Fall 2013
The first biennial graduate school survey was conducted this semester. The survey was sent to 17 people who are involved with computer science graduate schools at Bay Area universities.
Santa
Clara |
Ronald Danielson |
Weijia
Shang |
Silvia Figueira |
Ahmed Amer |
UCSC |
Arnav Jhala |
Manfred Warmuth |
Wang-Chiew Tan |
USF |
Dan Wolber |
Terence Parr |
Stanford |
Dan Boneh |
David Cheriton |
UC
Berkeley |
David Culler |
SFSU |
Dragutin Petkovic |
Barry Levine |
SJSU |
Cay Horstmann |
Dan Harkey |
CMU/SV |
Todd Sedano |
The data analysis from IEA can be found here.
The bad news is that only 3 out of 17 people responded to our survey. This, despite the fact that time was taken to identify people in these programs who were in the best position to respond to the survey (e.g., graduate coordinators) and I email confirmations were acquired from several people saying that they would respond to the survey. Does this say something about our relationship to neighboring CS departments, or did people just think the survey was a waste of their time?
The good news is that two of the three respondents had experience with 10 or more of our students in their programs. (No doubt one of the respondents was our own graduate coordinator.)

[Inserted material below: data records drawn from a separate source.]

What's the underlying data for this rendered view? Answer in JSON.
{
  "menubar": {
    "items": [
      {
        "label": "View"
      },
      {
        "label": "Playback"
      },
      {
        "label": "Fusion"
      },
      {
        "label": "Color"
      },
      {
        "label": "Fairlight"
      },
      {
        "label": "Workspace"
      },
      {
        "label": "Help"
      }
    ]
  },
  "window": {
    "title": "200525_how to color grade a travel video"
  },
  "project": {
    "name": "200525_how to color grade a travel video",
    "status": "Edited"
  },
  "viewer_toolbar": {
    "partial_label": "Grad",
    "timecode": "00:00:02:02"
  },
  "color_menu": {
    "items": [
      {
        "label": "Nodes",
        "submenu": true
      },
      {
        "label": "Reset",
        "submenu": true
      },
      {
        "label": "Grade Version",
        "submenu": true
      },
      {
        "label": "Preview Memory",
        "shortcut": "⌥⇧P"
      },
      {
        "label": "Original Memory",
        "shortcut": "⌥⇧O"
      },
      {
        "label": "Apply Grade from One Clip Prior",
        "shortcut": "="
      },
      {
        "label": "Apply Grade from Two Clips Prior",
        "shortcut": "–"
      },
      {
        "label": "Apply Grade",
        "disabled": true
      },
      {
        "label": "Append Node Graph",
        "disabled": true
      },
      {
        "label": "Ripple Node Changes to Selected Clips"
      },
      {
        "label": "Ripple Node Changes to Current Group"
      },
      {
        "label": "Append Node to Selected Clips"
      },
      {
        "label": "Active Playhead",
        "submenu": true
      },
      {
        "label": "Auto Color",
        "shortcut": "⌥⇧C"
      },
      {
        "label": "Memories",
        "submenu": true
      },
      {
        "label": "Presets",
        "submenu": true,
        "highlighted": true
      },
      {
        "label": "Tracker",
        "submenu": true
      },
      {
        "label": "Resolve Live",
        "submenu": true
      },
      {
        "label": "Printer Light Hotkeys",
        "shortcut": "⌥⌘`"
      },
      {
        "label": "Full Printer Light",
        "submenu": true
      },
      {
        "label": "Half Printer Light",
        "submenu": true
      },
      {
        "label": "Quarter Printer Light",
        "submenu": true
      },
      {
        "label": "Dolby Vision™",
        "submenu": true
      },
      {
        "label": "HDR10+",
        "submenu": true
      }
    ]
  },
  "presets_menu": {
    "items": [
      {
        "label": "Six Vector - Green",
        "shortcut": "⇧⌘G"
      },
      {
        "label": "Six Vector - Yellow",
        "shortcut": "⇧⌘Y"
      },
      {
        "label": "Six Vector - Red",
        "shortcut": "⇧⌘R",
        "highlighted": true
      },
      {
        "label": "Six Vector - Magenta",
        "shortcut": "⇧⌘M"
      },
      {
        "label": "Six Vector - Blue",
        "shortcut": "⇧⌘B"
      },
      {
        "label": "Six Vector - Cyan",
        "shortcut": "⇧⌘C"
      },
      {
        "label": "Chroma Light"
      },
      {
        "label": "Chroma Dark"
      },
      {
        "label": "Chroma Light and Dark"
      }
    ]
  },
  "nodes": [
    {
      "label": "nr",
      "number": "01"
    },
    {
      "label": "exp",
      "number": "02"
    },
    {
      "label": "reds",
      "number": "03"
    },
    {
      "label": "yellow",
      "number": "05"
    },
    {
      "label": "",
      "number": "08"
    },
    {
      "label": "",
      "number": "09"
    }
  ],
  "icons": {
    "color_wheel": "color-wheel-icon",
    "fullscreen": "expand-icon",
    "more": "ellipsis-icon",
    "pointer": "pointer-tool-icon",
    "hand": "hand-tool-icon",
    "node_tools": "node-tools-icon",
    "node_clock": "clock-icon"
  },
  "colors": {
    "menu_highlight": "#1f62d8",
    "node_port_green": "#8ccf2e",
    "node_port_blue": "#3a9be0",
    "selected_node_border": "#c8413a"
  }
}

We should replace the survey with a different way of determining if our graduate program constituents want revisions in our BSCS program objectives. For example, we could ask faculty members with personal relationships with key members in other departments to gather the data informally through email exchanges or face to face. We could survey students in local graduate programs, perhaps enticing them with a cash prize if they complete the survey. We could also base any recommendation on a study of online catalogs from local programs.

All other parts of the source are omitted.